Toda a gente fala sobre a meditação: o famoso Mindfulness, os diferentes tipos de meditação, a importância da respiração, etc. Não é sobre isso que quero escrever.
Gostava de me centrar sobre um outro tipo de meditação, não a da técnica, da postura corporal, etc., mas antes sobre a meditação discursiva, a meditação que decorrer do ato de refletir, de pensar sobre as coisas, a vida.
Esta reflexão veio à minha memória a partir de leituras e pequenos vídeos que vou consumindo relativamente a uma corrente de pensamento, o estoicismo. Séneca e Marco Aurélio foram dois estoicos. O primeiro escreveu um livro maravilhoso: “Cartas a Lucílio”. Aí, Séneca fornece um conjunto alargado de máximas e princípios ao seu amigo Lucílio sobre uma variedade de temas, mas que se resumem a ajudar o amigo a viver bem, a viver melhor. Marco Aurélio, escreveu o livro “pensamentos para mim próprio”, onde discorre sobre a vida, a morte, o tempo, as relações com os outros, a guerra.
O estoicismo tem como uma das características principais refletir sobre a forma como vivemos, e, por essa razão, não admira que hoje haja um revivalismo dos seus princípios, aplicados a realidades tão imprevisíveis como o mundo empresarial.
O que acho curioso é que para estes autores a meditação é um exercício pelo qual refletimos sobre um qualquer aspeto importante da vida. Esse ato de meditação não é uma reflexão intelectual momentânea que apenas faz “cócegas” à forma como vivemos. Não. Para eles meditar era interiorizar de forma profunda e duradoura uma verdade que tem como consequência alterar a forma como vivemos as nossas prioridades, escolhas e passos. E é este ponto que acho interessante: a meditação sobre uma verdade da vida (por exemplo: “um dia vou morrer”), torna-se não apenas uma verdade intelectual a somar a milhares de outras armazenadas numa das prateleiras da mente, mas antes uma verdade que passou para a “corrente sanguínea” conformando a vida da pessoa. Esta passagem não se faz num momento, mas é o fruto laborioso que se torna operativo depois de a ele se voltar uma e outra vez. A meditação sobre a vida torna-se assim um processo de iluminação projetado sobre os nossos dias: a pouco e pouco vamos acedendo a vislumbres mais profundos sobre o nosso “aqui e agora”. No fundo, vamos abandonando a nossa insensatez e vamo-nos tornando lentamente mais sábios. O sábio é aquele que aprende verdadeiramente com a experiência, transformando a sua forma de pensar. O insensato é aquele que vive sem refletir. O insensato sabe que na vida existem contrariedades e imprevistos, mas quando eles surgem surpreende-se e maldiz a sua sorte. O sábio sabe que vive de forma a contar e a não se surpreender com esse facto inegável que são as contrariedades e imprevistos.
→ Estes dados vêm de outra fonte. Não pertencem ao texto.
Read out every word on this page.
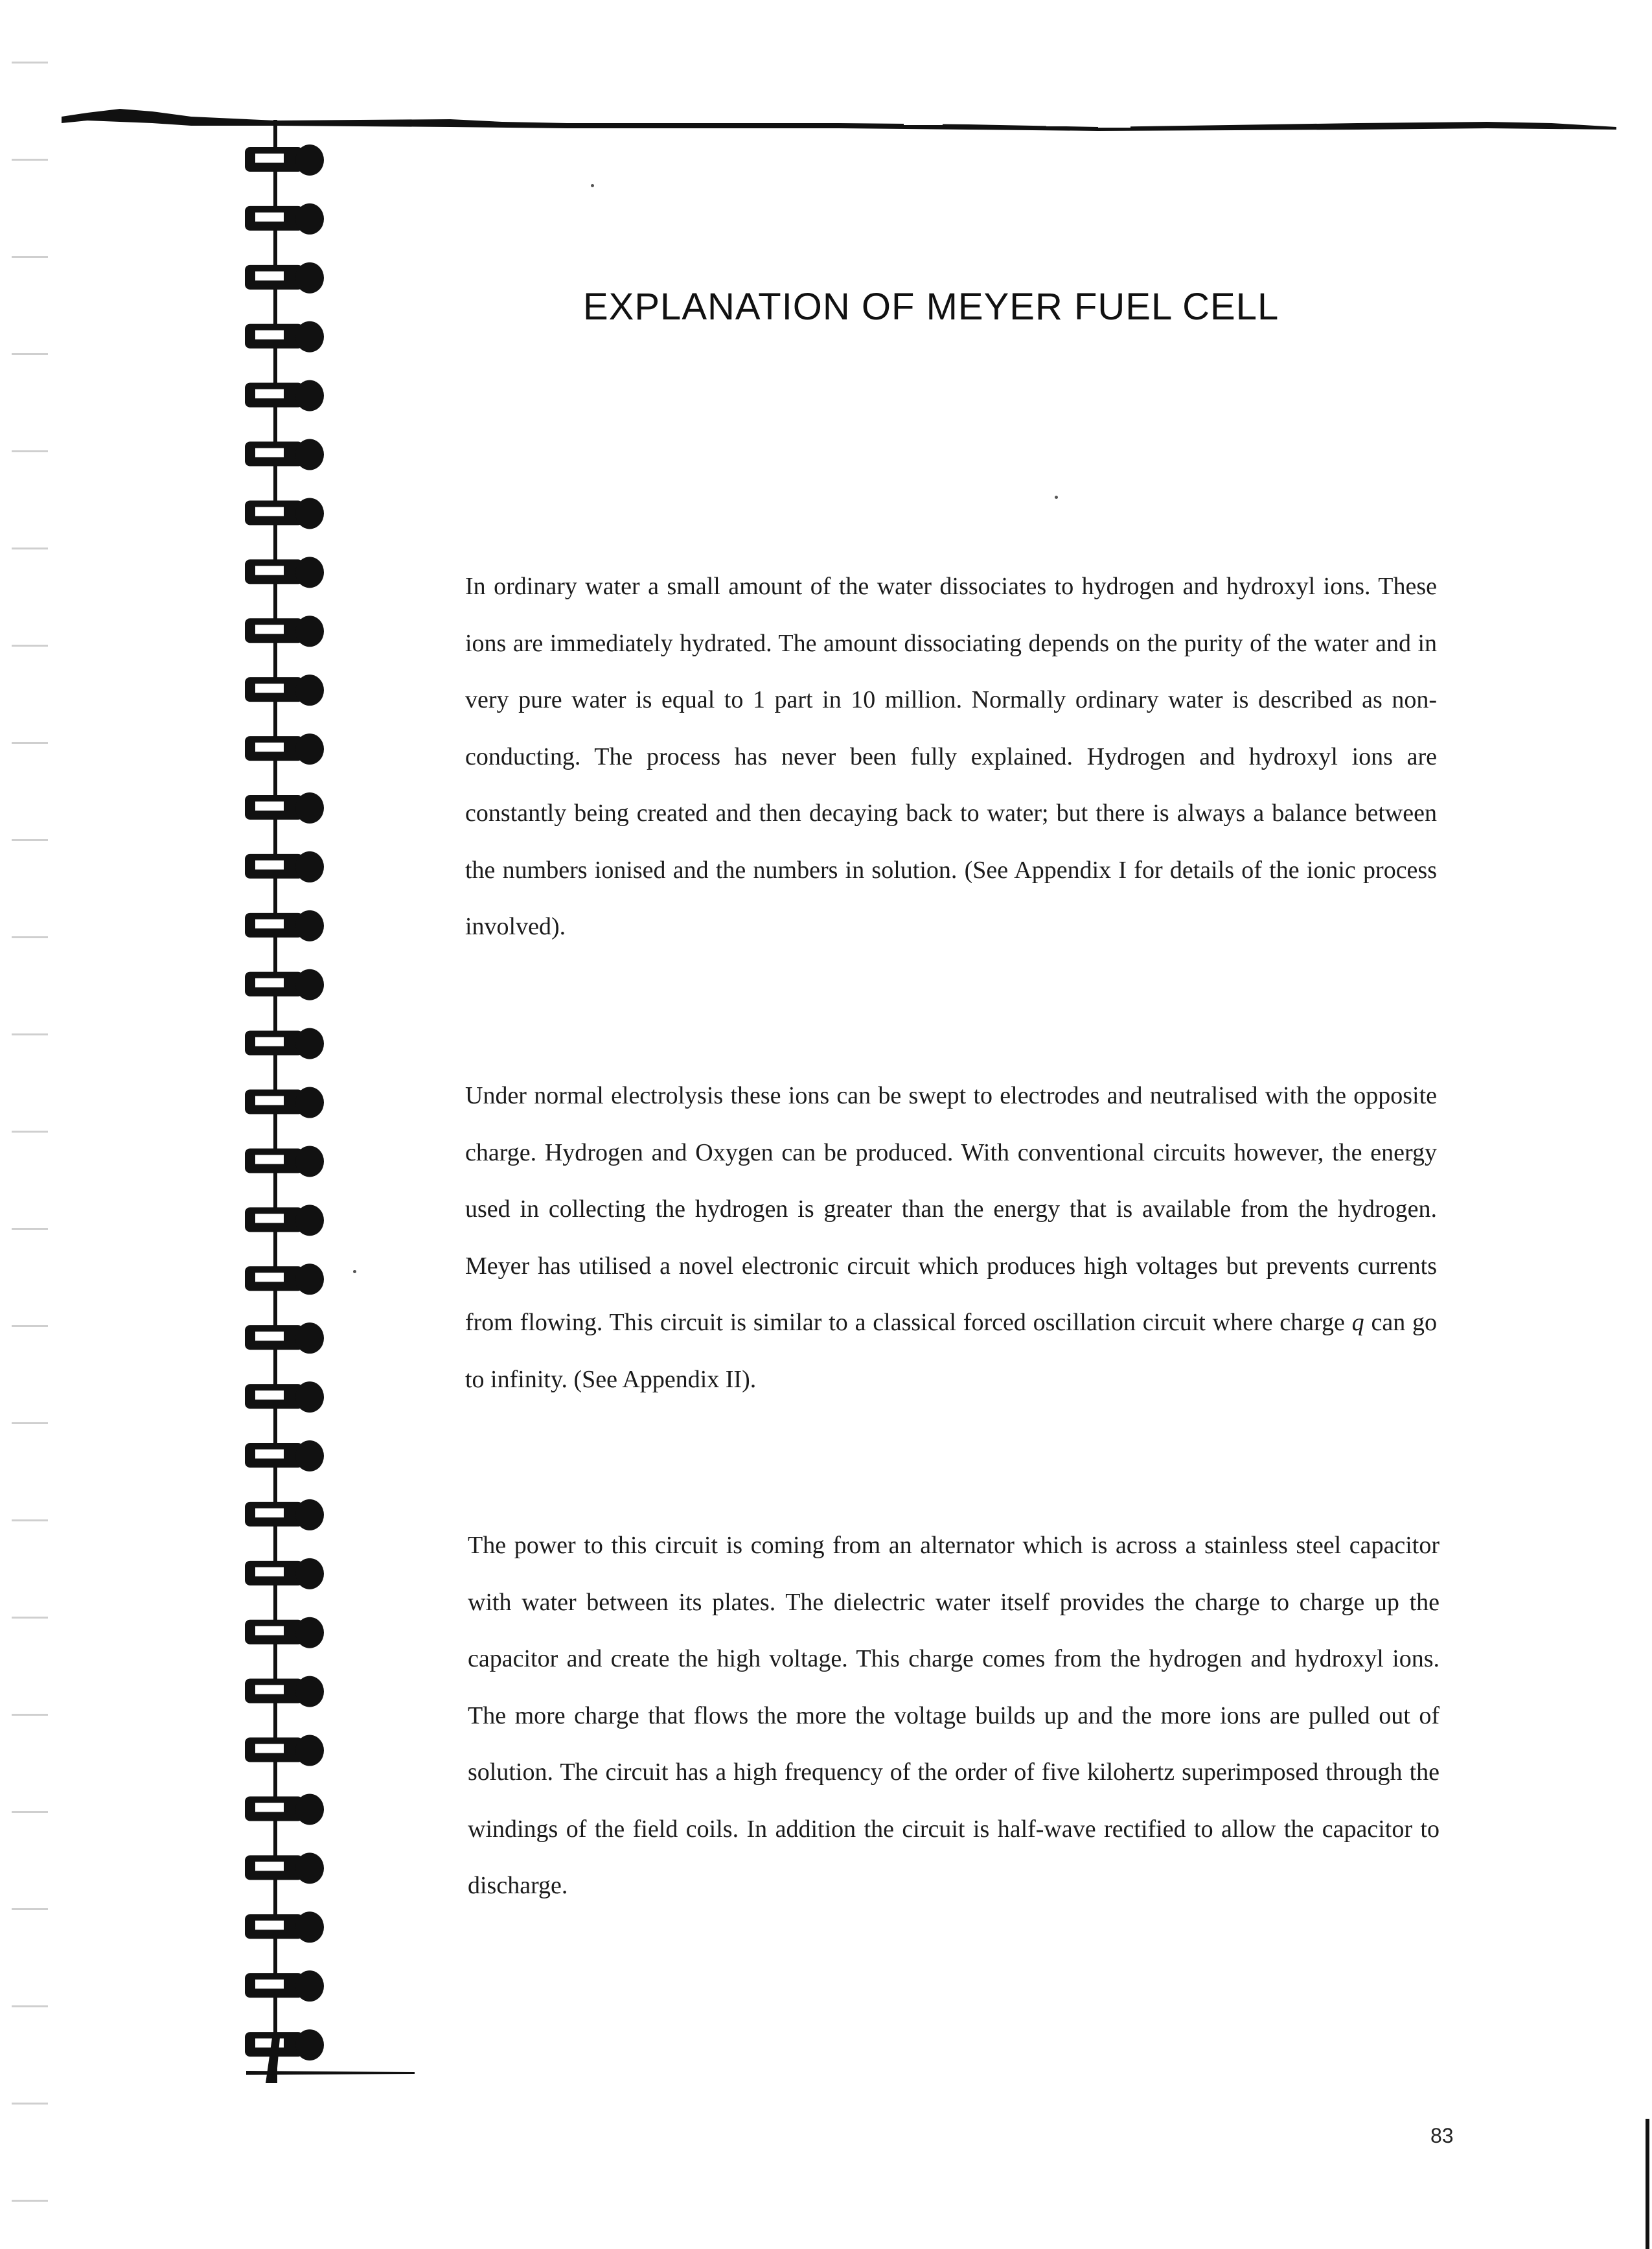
EXPLANATION OF MEYER FUEL CELL
In ordinary water a small amount of the water dissociates to hydrogen and hydroxyl ions. These ions are immediately hydrated. The amount dissociating depends on the purity of the water and in very pure water is equal to 1 part in 10 million. Normally ordinary water is described as non-conducting. The process has never been fully explained. Hydrogen and hydroxyl ions are constantly being created and then decaying back to water; but there is always a balance between the numbers ionised and the numbers in solution. (See Appendix I for details of the ionic process involved).
Under normal electrolysis these ions can be swept to electrodes and neutralised with the opposite charge. Hydrogen and Oxygen can be produced. With conventional circuits however, the energy used in collecting the hydrogen is greater than the energy that is available from the hydrogen. Meyer has utilised a novel electronic circuit which produces high voltages but prevents currents from flowing. This circuit is similar to a classical forced oscillation circuit where charge q can go to infinity. (See Appendix II).
The power to this circuit is coming from an alternator which is across a stainless steel capacitor with water between its plates. The dielectric water itself provides the charge to charge up the capacitor and create the high voltage. This charge comes from the hydrogen and hydroxyl ions. The more charge that flows the more the voltage builds up and the more ions are pulled out of solution. The circuit has a high frequency of the order of five kilohertz superimposed through the windings of the field coils. In addition the circuit is half-wave rectified to allow the capacitor to discharge.
83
Vivemos normalmente como insensatos. Com sorte, à medida que vamos envelhecendo, vamos aprendendo alguma coisa. Mas devíamos aplicar-nos de forma continuada e aturada a meditar sobre a vida, sobre o que é importante, o que é a realidade, quem sou eu e quem são os outros, e por aí fora.
O vivermos em aceleração permanente é o inimigo mortal da vida interior. É como alimentarmo-nos numa refeição sem ter tempo de mastigar e saborear os alimentos. Sabemos bem o que nos acontece no estômago.
Não é por acaso que os antigos que podiam, e eram uma minoria, valorizavam tanto o ócio: não para a preguiça ou para mandriar, mas porque ele criava a condição para se poder filosofar. É um pouco como as nossas férias: há tempo para que se possa pensar com mais calma.
E essa é uma condição para a nossa sanidade.